Aux termes de l’article 21-15 du code civil : « Hors le cas prévu à l’article 21-14-1, l’acquisition de la nationalité française par décision de l’autorité publique résulte d’une naturalisation accordée par décret à la demande de l’étranger ». Aux termes de l’article 48 du décret du 30 décembre 1993 relatif aux déclarations de nationalité, aux décisions de naturalisation, de réintégration, de perte, de déchéance et de retrait de la nationalité française : « (…) Si le ministre chargé des naturalisations estime qu’il n’y a pas lieu d’accorder la naturalisation (…) sollicitée, il prononce le rejet de la demande. Il peut également en prononcer l’ajournement en imposant un délai ou des conditions (…) ». En vertu de ces dispositions, il appartient au ministre chargé des naturalisations de porter une appréciation sur l’intérêt d’accorder la naturalisation à l’étranger qui la sollicite. Dans le cadre de cet examen d’opportunité, il peut légalement prendre en compte les renseignements défavorables recueillis sur son comportement.
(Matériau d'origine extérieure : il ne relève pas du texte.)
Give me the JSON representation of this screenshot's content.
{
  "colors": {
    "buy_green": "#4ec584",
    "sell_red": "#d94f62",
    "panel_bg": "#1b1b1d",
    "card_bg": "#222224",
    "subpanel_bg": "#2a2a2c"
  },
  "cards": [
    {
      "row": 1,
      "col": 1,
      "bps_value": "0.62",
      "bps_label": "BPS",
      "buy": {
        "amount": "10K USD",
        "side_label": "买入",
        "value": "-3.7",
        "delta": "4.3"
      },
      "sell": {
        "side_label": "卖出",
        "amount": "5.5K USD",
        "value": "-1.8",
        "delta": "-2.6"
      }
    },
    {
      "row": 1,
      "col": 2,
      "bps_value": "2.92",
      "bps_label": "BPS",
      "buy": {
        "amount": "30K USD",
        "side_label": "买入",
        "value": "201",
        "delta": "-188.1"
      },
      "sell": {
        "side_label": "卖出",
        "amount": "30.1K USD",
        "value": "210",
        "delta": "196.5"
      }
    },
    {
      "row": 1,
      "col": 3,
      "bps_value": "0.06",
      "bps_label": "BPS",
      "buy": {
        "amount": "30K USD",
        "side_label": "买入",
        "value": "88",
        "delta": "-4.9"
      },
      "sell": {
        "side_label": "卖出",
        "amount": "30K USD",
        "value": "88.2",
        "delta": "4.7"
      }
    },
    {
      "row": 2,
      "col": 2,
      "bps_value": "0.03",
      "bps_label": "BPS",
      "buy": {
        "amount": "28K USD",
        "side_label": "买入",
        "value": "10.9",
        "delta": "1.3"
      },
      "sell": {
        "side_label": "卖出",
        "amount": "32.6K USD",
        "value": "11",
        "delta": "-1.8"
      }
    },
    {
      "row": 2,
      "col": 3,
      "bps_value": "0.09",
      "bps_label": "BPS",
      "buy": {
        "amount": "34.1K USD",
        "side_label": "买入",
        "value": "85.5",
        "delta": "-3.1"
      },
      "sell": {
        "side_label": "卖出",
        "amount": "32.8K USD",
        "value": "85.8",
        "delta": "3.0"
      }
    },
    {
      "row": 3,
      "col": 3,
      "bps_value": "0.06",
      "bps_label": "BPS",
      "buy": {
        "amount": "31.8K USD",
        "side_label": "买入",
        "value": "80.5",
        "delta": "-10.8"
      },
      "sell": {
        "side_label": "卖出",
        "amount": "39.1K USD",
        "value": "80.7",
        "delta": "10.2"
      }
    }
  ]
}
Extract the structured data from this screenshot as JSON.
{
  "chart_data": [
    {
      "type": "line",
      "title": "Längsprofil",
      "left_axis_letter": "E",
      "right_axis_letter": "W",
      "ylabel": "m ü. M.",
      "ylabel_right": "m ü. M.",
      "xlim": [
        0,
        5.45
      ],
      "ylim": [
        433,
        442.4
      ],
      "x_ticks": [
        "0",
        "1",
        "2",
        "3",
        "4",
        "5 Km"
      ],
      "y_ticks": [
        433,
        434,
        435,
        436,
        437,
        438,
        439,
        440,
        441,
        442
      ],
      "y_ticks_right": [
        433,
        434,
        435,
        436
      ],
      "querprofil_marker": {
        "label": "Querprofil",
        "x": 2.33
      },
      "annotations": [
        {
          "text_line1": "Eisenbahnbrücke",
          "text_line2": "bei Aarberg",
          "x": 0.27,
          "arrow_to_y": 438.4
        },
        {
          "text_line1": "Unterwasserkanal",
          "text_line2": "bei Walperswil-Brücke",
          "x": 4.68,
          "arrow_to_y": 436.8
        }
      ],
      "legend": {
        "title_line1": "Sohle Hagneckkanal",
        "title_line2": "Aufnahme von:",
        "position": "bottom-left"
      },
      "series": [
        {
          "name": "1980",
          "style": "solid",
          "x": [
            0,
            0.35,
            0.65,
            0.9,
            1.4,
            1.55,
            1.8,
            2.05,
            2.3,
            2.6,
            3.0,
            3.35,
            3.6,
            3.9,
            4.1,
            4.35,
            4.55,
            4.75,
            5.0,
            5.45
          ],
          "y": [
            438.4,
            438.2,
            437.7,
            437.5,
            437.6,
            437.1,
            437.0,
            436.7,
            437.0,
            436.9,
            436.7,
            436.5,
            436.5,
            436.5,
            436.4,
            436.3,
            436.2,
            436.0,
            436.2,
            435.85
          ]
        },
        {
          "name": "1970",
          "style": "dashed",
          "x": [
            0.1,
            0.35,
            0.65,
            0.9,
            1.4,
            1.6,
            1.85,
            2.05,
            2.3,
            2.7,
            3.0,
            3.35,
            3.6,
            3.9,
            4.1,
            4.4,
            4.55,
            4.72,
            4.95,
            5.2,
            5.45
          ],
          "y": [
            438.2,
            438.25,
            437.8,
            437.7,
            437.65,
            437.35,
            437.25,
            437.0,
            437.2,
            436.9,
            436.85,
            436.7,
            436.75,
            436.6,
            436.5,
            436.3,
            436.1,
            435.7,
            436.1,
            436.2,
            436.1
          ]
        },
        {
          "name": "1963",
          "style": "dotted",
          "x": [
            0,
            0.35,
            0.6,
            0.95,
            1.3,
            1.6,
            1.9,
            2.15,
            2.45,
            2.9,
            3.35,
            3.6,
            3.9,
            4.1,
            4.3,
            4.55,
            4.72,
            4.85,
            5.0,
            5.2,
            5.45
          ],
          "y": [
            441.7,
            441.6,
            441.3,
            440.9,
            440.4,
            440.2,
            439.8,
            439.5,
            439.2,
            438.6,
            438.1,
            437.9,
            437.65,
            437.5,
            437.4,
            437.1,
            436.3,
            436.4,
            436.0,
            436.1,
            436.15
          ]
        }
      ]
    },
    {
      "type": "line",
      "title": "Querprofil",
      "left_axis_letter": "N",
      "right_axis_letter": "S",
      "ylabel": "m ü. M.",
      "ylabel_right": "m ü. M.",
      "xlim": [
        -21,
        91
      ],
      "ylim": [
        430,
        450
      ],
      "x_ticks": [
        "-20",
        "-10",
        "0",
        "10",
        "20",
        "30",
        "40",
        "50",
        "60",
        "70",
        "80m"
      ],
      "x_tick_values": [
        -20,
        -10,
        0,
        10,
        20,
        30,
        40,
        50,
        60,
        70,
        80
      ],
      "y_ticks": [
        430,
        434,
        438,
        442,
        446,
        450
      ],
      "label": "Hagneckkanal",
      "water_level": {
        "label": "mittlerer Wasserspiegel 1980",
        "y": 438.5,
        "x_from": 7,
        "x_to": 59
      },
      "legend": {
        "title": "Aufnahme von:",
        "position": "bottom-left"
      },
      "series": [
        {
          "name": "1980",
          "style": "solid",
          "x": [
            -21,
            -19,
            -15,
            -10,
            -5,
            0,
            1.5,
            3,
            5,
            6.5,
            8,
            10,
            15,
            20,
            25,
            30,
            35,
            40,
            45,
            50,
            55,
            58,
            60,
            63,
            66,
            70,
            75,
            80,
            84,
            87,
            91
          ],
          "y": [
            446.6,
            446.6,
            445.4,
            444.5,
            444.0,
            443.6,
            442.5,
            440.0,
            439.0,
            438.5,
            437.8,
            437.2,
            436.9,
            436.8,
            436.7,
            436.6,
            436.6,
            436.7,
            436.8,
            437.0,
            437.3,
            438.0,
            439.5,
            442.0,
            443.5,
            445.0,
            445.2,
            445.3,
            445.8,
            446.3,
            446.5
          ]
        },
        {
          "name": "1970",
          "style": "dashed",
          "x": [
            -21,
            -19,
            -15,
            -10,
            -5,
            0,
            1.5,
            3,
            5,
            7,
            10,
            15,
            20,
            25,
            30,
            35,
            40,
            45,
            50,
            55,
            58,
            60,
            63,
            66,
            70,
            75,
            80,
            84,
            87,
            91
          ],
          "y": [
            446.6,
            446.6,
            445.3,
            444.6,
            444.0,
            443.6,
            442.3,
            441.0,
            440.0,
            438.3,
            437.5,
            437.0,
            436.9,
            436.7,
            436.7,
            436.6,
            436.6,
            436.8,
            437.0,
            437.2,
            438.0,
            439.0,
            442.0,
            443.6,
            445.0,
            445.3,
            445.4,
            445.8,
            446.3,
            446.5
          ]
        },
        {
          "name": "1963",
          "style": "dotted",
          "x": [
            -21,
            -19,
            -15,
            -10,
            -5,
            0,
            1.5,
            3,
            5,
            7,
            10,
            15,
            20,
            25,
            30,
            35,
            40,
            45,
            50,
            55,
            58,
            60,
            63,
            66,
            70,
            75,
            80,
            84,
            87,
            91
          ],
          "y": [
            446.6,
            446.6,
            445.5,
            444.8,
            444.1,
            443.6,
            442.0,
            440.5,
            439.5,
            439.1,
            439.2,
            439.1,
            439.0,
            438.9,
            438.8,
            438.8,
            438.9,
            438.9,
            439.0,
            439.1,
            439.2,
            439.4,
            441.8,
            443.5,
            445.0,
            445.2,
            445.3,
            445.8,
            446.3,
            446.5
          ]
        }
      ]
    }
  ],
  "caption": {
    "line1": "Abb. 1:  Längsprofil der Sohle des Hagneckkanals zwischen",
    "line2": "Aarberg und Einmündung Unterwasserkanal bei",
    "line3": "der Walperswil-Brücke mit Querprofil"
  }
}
Pour ajourner à deux ans la demande d’acquisition de la nationalité française de Mme A…, le ministre de l’intérieur s’est fondé sur les motifs tirés de ce que l’intéressée, d’une part, a séjourné irrégulièrement sur le territoire français de 2013 à 2016 et, d’autre part, a également aidé au séjour irrégulier de son conjoint de 2014 à 2016 et a ainsi méconnu la législation relative à l’entrée et au séjour des étrangers en France.
Il est constant que Mme A… a séjourné irrégulièrement en France de 2013 à 2015, soit en dernier lieu depuis sept ans à la date de la décision attaquée, de sorte que les faits qui lui sont reprochés n’étaient pas anciens. Par suite, la requérante, n’est pas fondée à soutenir que la décision attaquée serait entachée d’une erreur manifeste d’appréciation ou procèderait d’une erreur manifeste d’appréciation. Il résulte de l’instruction que le ministre aurait pris la même décision en se fondant sur ce seul motif.
Il résulte de ce qui précède que les conclusions à fin d’annulation présentées par Mme A… doivent être rejetées, ainsi que, par voie de conséquence ses conclusions tendant au prononcé d’une injonction sous astreinte et celles relatives aux frais d’instance.
D E C I D E :
Article 1er : La requête de Mme A… est rejetée.
Article 2 : Le présent jugement sera notifié à Mme B… A… épouse C… et au ministre de l’intérieur.
Rendu public par mise à disposition au greffe le 11 mars 2026.
La magistrate désignée,
M. Le BarbierLa greffière,
P. Labourel
La République mande et ordonne au ministre de l’intérieur en ce qui le concerne ou à tous commissaires de justice à ce requis en ce qui concerne les voies de droit commun contre les parties privées, de pourvoir à l’exécution de la présente décision.